Le « jumeau virtuel », un outil en plein essor dans l'industrie de demain

 
Publié le 3/07/2018 - Mis à jour le 10/05/2023

L’industrie se trouve aujourd’hui au cœur d’une révolution numérique et humaine dont un des enjeux majeurs est la connectivité entre les systèmes. Cette connexion entre le monde réel et le monde digital contraint désormais tout le secteur industriel à préparer sa transition vers le modèle de l’usine connectée.

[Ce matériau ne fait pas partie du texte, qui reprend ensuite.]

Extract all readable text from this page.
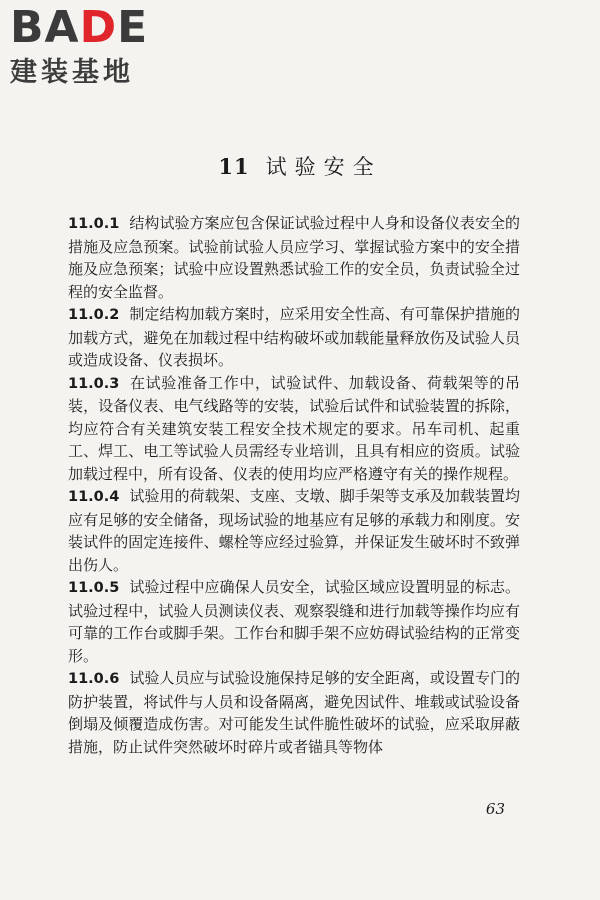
BADE
建装基地
11 试验安全

11.0.1 结构试验方案应包含保证试验过程中人身和设备仪表安全的措施及应急预案。试验前试验人员应学习、掌握试验方案中的安全措施及应急预案；试验中应设置熟悉试验工作的安全员，负责试验全过程的安全监督。

11.0.2 制定结构加载方案时，应采用安全性高、有可靠保护措施的加载方式，避免在加载过程中结构破坏或加载能量释放伤及试验人员或造成设备、仪表损坏。

11.0.3 在试验准备工作中，试验试件、加载设备、荷载架等的吊装，设备仪表、电气线路等的安装，试验后试件和试验装置的拆除，均应符合有关建筑安装工程安全技术规定的要求。吊车司机、起重工、焊工、电工等试验人员需经专业培训，且具有相应的资质。试验加载过程中，所有设备、仪表的使用均应严格遵守有关的操作规程。

11.0.4 试验用的荷载架、支座、支墩、脚手架等支承及加载装置均应有足够的安全储备，现场试验的地基应有足够的承载力和刚度。安装试件的固定连接件、螺栓等应经过验算，并保证发生破坏时不致弹出伤人。

11.0.5 试验过程中应确保人员安全，试验区域应设置明显的标志。试验过程中，试验人员测读仪表、观察裂缝和进行加载等操作均应有可靠的工作台或脚手架。工作台和脚手架不应妨碍试验结构的正常变形。

11.0.6 试验人员应与试验设施保持足够的安全距离，或设置专门的防护装置，将试件与人员和设备隔离，避免因试件、堆载或试验设备倒塌及倾覆造成伤害。对可能发生试件脆性破坏的试验，应采取屏蔽措施，防止试件突然破坏时碎片或者锚具等物体

63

Représentation numérique de la conception, de la fabrication ou de l’utilisation d’un produit, le « jumeau virtuel » se servira du big data ; et à travers la communication entre machines, il pourra s'auto-instruire, et peut être même un jour réussir à s'auto-réparer ! Le jumeau virtuel est aujourd'hui peu utilisé  mais cette technologie tend à se démocratiser d'ici une dizaine d’années.

Le 17 mai dernier, le Brunch « Virtual Twin » a réuni plus de 50 personnes dans les tout nouveaux locaux de l'UFR MIM et de l’UP&S Ditex de l’Université de Lorraine sur le campus Metz Technopole, pour répondre à la question « En quoi le jumeau numérique bouleverse-t-il l’Industrie du Futur ? ». Il s'est déroulé dans le cadre de la journée « Cobotique et Virtual Twin dans l’Industrie du Futur », une journée d’échanges entre entreprises et chercheurs co-organisée par l'UP&S DITEX et l'UFR-MIM.

Par leurs présences et leurs interventions, les participants du Brunch ont contribué à la richesse des échanges et ont notamment abordé les nombreux enjeux qui découlent du développement des technologies numériques dans l'industrie.

Travailler, tester de vrais objets peut coûter très cher ! Qui ne rêve pas de pouvoir créer la version dématérialisée d'une technologie en deux clics et de pouvoir reproduire les conditions réelles et ainsi connaître à l'avance les conséquences de telle ou telle utilisation, de prévenir la panne ou de prévoir l'usure de son objet ? Ancré dans le réel, le jumeau virtuel permet d'améliorer les performances d'un produit.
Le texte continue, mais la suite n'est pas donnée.